Annotated walkthrough of the medical literature reference implementation. It ingests biomedical journal articles (e.g. PMC/JATS XML), extracts entities (diseases, genes, drugs, etc.) and relationships (treats, causes, associated_with, etc.), resolves to canonical IDs (UMLS, HGNC, RxNorm, UniProt), and produces a bundle for kgserver.

Schema (medlit_schema)

Entity types, predicates, and prompt instructions are defined in domain_spec.py (single source of truth). The extraction prompt, validation, and dedup all consume it.

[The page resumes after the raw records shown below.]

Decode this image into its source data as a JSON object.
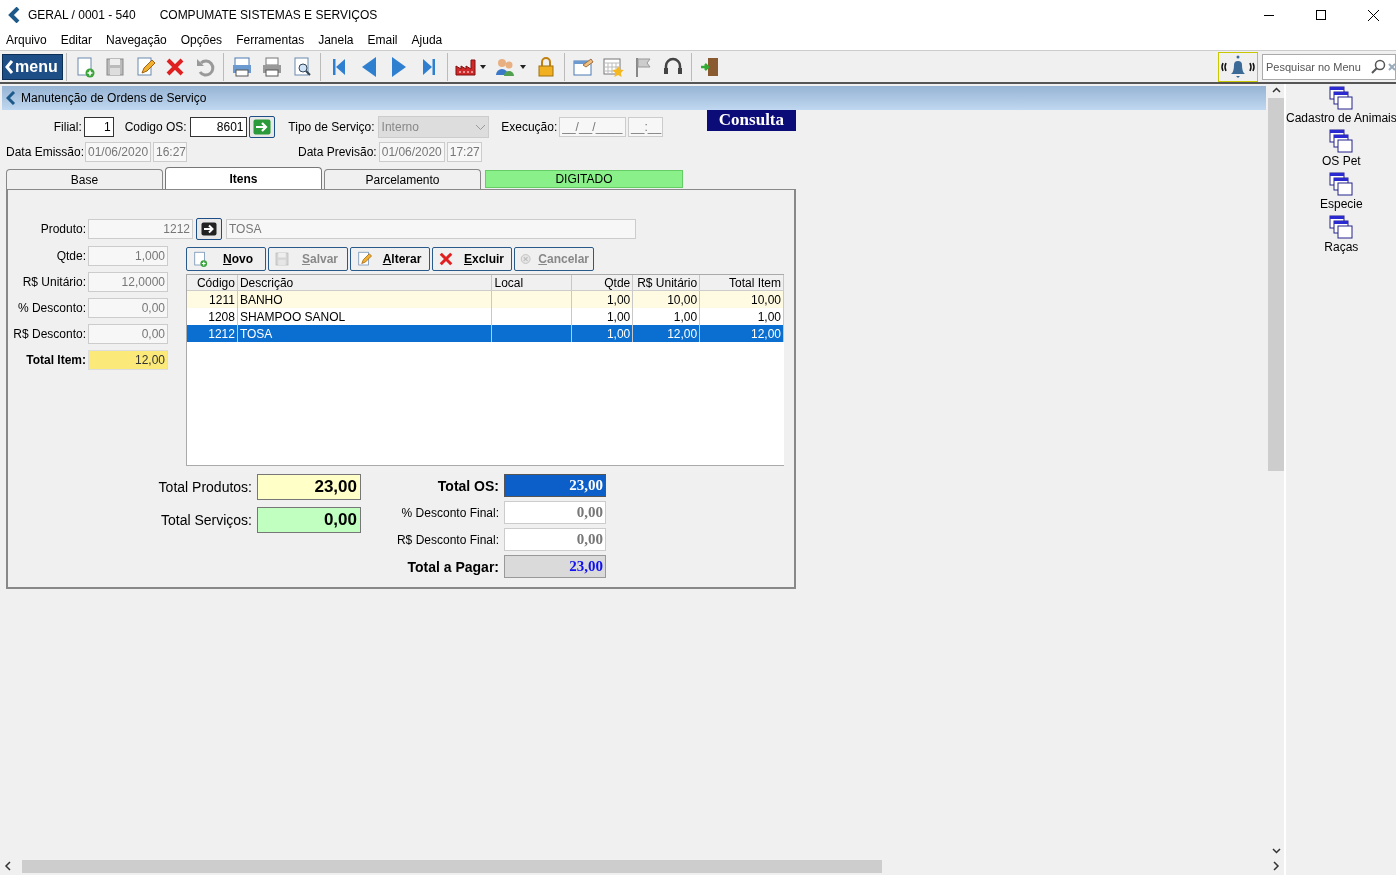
{
  "window": {
    "title": "GERAL / 0001 - 540",
    "company": "COMPUMATE SISTEMAS E SERVIÇOS"
  },
  "menu": [
    "Arquivo",
    "Editar",
    "Navegação",
    "Opções",
    "Ferramentas",
    "Janela",
    "Email",
    "Ajuda"
  ],
  "toolbar": {
    "logo": "menu",
    "groups": [
      [
        {
          "kind": "new"
        },
        {
          "kind": "save"
        },
        {
          "kind": "edit"
        },
        {
          "kind": "delete"
        },
        {
          "kind": "undo"
        }
      ],
      [
        {
          "kind": "printcolor"
        },
        {
          "kind": "print"
        },
        {
          "kind": "preview"
        }
      ],
      [
        {
          "kind": "first"
        },
        {
          "kind": "prev"
        },
        {
          "kind": "next"
        },
        {
          "kind": "last"
        }
      ],
      [
        {
          "kind": "factory"
        },
        {
          "kind": "users"
        },
        {
          "kind": "lock"
        }
      ],
      [
        {
          "kind": "folder"
        },
        {
          "kind": "calendar"
        },
        {
          "kind": "flag"
        },
        {
          "kind": "headset"
        }
      ],
      [
        {
          "kind": "exit"
        }
      ]
    ],
    "search": {
      "placeholder": "Pesquisar no Menu"
    }
  },
  "form": {
    "title": "Manutenção de Ordens de Serviço",
    "mode": "Consulta",
    "filial": {
      "label": "Filial:",
      "value": "1",
      "disabled": false
    },
    "codigo_os": {
      "label": "Codigo OS:",
      "value": "8601",
      "disabled": false
    },
    "tipo_servico": {
      "label": "Tipo de Serviço:",
      "value": "Interno",
      "disabled": true
    },
    "execucao": {
      "label": "Execução:",
      "date": "__/__/____",
      "time": "__:__"
    },
    "data_emissao": {
      "label": "Data Emissão:",
      "date": "01/06/2020",
      "time": "16:27"
    },
    "data_previsao": {
      "label": "Data Previsão:",
      "date": "01/06/2020",
      "time": "17:27"
    }
  },
  "tabs": [
    {
      "label": "Base",
      "selected": false
    },
    {
      "label": "Itens",
      "selected": true
    },
    {
      "label": "Parcelamento",
      "selected": false
    }
  ],
  "status": "DIGITADO",
  "item": {
    "produto": {
      "label": "Produto:",
      "code": "1212",
      "description": "TOSA"
    },
    "fields": [
      {
        "label": "Qtde:",
        "value": "1,000",
        "kind": "plain"
      },
      {
        "label": "R$ Unitário:",
        "value": "12,0000",
        "kind": "plain"
      },
      {
        "label": "% Desconto:",
        "value": "0,00",
        "kind": "plain"
      },
      {
        "label": "R$ Desconto:",
        "value": "0,00",
        "kind": "plain"
      },
      {
        "label": "Total Item:",
        "value": "12,00",
        "kind": "total"
      }
    ]
  },
  "actions": [
    {
      "kind": "new",
      "label": "Novo",
      "disabled": false
    },
    {
      "kind": "save",
      "label": "Salvar",
      "disabled": true
    },
    {
      "kind": "edit",
      "label": "Alterar",
      "disabled": false
    },
    {
      "kind": "delete",
      "label": "Excluir",
      "disabled": false
    },
    {
      "kind": "cancel",
      "label": "Cancelar",
      "disabled": true
    }
  ],
  "table": {
    "columns": [
      "Código",
      "Descrição",
      "Local",
      "Qtde",
      "R$ Unitário",
      "Total Item"
    ],
    "rows": [
      {
        "cells": [
          "1211",
          "BANHO",
          "",
          "1,00",
          "10,00",
          "10,00"
        ],
        "selected": false,
        "highlighted": true
      },
      {
        "cells": [
          "1208",
          "SHAMPOO SANOL",
          "",
          "1,00",
          "1,00",
          "1,00"
        ],
        "selected": false,
        "highlighted": false
      },
      {
        "cells": [
          "1212",
          "TOSA",
          "",
          "1,00",
          "12,00",
          "12,00"
        ],
        "selected": true,
        "highlighted": false
      }
    ]
  },
  "totals": {
    "left": [
      {
        "kind": "products",
        "label": "Total Produtos:",
        "value": "23,00"
      },
      {
        "kind": "services",
        "label": "Total Serviços:",
        "value": "0,00"
      }
    ],
    "right": [
      {
        "kind": "total",
        "label": "Total OS:",
        "value": "23,00"
      },
      {
        "kind": "discount",
        "label": "% Desconto Final:",
        "value": "0,00"
      },
      {
        "kind": "discount",
        "label": "R$ Desconto Final:",
        "value": "0,00"
      },
      {
        "kind": "payable",
        "label": "Total a Pagar:",
        "value": "23,00"
      }
    ]
  },
  "sidebar": {
    "items": [
      "Cadastro de Animais",
      "OS Pet",
      "Especie",
      "Raças"
    ]
  }
}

  • Documents: JournalArticle (BaseDocument) with paper_id, metadata, extraction provenance.
  • Entities: DiseaseEntity, GeneEntity, DrugEntity, ProteinEntity, and others; entity_id uses authority IDs (UMLS:C..., HGNC:..., RxNorm:..., UniProt:...).
  • Relationships: MedicalClaimRelationship with predicate (treats, causes, increases_risk, associated_with, interacts_with, etc.), evidence and source_documents in metadata.
  • Domain: MedLitDomainSchema defines entity/relationship types and promotion config (e.g. min_usage_count=2, min_confidence=0.75).

Pipeline

  1. Parsing — JATS/PMC XML or JSON → JournalArticle; section boundaries for chunking.
  2. Chunking — By section/sentence so each chunk fits the LLM context; see pmc_chunker, extract.
  3. extract (entity extraction) — LLM extracts entity mentions; optional fetch_vocab run to seed a shared synonym list and reduce cross-paper duplication.
  4. Authority lookup — Resolve mentions to canonical IDs via UMLS, HGNC, RxNorm, UniProt (see authority_lookup, synonym_cache).
  5. Dedup — Merge duplicate entities (e.g. by synonym cache and embedding similarity) in ingest.
  6. ingest (relationship extraction) — Extract relationships between resolved entities; aggregate source_documents across papers.
  7. Bundle build — Export entities and relationships to kgbundle format (manifest + entities.jsonl + relationships.jsonl); optional doc_assets for documentation.

Scripts

  • extract.py — Run extract over an input dir of XML/JSON papers; writes per-paper or combined entity/mention output.
  • fetch_vocab.py — Optional vocabulary pass to seed synonym cache and validate types (e.g. UMLS semantic types).
  • ingest.py — Deduplicate entities and merge relationships.
  • build_bundle.py — Build final bundle (manifest + JSONL) for kgserver.

Configuration

  • LLM provider (Anthropic, OpenAI, Ollama) and model via env or config.
  • Input/output dirs, synonym cache path, authority API keys (e.g. UMLS) as needed.
  • See examples/medlit README and scripts for CLI flags and env vars.

Tests

Tests live under examples/medlit/tests/ (e.g. authority_lookup, test_extract, test_build_bundle, two_pass_ingestion). Run from repo root: uv run pytest examples/medlit/tests/.